Using Knoppix and the dd utility to restore a WinXP partition Image to a Hard Disk

Written by James McDonald

June 16, 2007

These are my notes on how I successfully restored a Windows XP image I took of a partition.

I can’t remember how exactly I took the partition image of the Windows XP installation. I can remember the following points

  • I was dual booting at the time and I needed the XP partition to increase disk space for linux
  • Image was taken from within Linux
  • It was taken with either dd if=/dev/hdb1 of=imagename.img or cp /dev/hdb1 imagename.img
  • I confirmed a successful partition copy using md5sum /dev/hdb1 and then md5sum imagename.img. The resulting MD5 sums need to be exact
  • The resulting image was stored on hard disk uncompressed

The restore was to a machine which was dedicated to Linux. It has two harddisks hda and hdb. I used a bootable Linux CD with all the utilities I needed to make the changes. I used PING but ran in to trouble with it’s gui and ended using the shell it provides. You could just as easily use Knoppix which has all the same utilities.

  1. Boot using CD
  2. Map drive to computer that is hosting the disk image. Use mount -t smbfs //hostname/share /mnt/mountpoint -U remoteuser%password
  3. Using fdisk or cfdisk. Delete the Linux partitions on one disk. I chose hda which is a 20GB HDD
  4. Find out how many kilobytes the image file is. Using ls -lk imagename.img. I came up with a figure of 8193119 kb (approx 7gb)
  5. Create a new primary partition using fdisk. Start the partition at the default cylinder 1 and then specify a size using the format +8193119K. Set the partition type to hex 07 which equates to NTFS/HPFS. Set the partition bootable flag to be on. Write the new partition to disk and exit fdisk
  6. using dd restore the data to the new partition. dd if=imagename.img of=/dev/hda1 bs=64k
  7. The dd will take about 45 minutes to an hour for an image that (7.8GB) size
  8. When dd returns. reboot the computer using a Windows XP installation CD. Type r to get into the recover console… Note: you will have to know the administrator password for the XP installation. If you don’t you will need to use a Linux utility to reset the XP admin password. I think it’s called ntpasswd.
  9. In the windows XP recovery console I ran fixmbr and fixboot. This replaces the master boot record that until now was a linux one. I don’t know which command had the desired effect. I ignored the warnings that came up about making my installation unbootable
  10. The above gave me a bootable Windows XP installation. I was prompted to re-activate Windows. Which I did.
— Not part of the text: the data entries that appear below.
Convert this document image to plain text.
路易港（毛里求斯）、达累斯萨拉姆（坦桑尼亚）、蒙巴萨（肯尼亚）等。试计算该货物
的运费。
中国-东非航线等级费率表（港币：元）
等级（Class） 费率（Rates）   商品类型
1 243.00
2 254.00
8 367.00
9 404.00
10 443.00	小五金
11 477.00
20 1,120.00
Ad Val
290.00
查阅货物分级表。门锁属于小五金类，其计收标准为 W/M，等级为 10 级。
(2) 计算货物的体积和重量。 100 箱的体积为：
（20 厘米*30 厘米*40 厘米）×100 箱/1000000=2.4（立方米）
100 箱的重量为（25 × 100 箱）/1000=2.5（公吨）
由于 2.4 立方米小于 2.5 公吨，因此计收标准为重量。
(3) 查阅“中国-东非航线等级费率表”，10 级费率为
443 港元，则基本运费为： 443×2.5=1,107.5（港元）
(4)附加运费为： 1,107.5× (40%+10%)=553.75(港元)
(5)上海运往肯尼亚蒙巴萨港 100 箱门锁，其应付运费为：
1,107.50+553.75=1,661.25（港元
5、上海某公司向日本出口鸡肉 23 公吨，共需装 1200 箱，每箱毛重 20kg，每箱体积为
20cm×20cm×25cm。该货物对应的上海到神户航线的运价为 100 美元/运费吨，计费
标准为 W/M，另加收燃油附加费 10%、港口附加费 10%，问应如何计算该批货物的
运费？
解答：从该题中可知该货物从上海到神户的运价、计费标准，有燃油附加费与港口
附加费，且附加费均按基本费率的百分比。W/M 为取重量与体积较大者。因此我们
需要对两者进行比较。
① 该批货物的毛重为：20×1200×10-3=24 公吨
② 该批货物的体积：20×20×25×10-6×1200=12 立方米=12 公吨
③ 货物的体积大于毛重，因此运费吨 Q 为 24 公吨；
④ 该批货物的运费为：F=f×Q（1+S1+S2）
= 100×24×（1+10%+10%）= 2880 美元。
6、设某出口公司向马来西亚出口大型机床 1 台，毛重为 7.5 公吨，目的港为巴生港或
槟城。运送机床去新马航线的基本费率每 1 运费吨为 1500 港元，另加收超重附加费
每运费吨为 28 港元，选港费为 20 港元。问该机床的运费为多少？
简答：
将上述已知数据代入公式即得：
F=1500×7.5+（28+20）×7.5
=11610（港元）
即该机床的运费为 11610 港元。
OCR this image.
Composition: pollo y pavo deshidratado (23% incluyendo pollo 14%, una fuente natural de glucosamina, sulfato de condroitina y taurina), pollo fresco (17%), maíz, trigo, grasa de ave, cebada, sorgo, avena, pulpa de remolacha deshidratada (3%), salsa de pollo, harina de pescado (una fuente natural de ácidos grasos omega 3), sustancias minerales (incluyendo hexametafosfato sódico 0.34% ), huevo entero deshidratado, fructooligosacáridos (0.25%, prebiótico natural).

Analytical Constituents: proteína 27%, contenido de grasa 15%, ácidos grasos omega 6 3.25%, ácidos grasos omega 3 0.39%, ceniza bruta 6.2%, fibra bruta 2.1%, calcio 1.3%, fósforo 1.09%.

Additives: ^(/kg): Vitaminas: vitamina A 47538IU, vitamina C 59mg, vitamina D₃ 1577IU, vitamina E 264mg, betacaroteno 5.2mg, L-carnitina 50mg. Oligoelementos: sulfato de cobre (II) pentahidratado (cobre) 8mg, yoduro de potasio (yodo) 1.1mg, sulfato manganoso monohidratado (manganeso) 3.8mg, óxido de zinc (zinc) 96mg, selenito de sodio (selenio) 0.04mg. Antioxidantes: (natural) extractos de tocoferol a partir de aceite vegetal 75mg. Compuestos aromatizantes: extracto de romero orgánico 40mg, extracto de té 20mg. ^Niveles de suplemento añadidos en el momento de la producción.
After getting a bootable Windows XP installation I noted that 8GB is too small for a windows XP installation with all the bells and whistles so I decided to enlarge the partition to the full size of the disk as follows. I have also put the following in it’s own post because they can be performed as too separate operations

  1. Boot from my trusty Linux boot CD again
  2. Run fdisk and delete the Windows XP partition and recreate a partition the full size of the disk
  3. Remember to reset the partition to a type of 07 and set the bootable flag
  4. run ntfsresize --info /dev/hda1 to get info on the disk
  5. run ntfsresize -v -s <SIZEINBYTES> /dev/hda1
  6. I first tried to specify the partition size in the MB and ntfsresize complained that I was trying to resize to a size bigger than the partition. Looking at the output carefully showed that I was specifying a partition with more bytes in it than the physical partition had even though they displayed the exact same MB size I assume this was due to rounding so I switched to bytes and made it exactly same as the partion bytes and ntfsresize ran with out complaint.
  7. Once this was complete I rebooted back into Windows and it ran a disk check.

Restoration and Disk Space Upgrade Complete!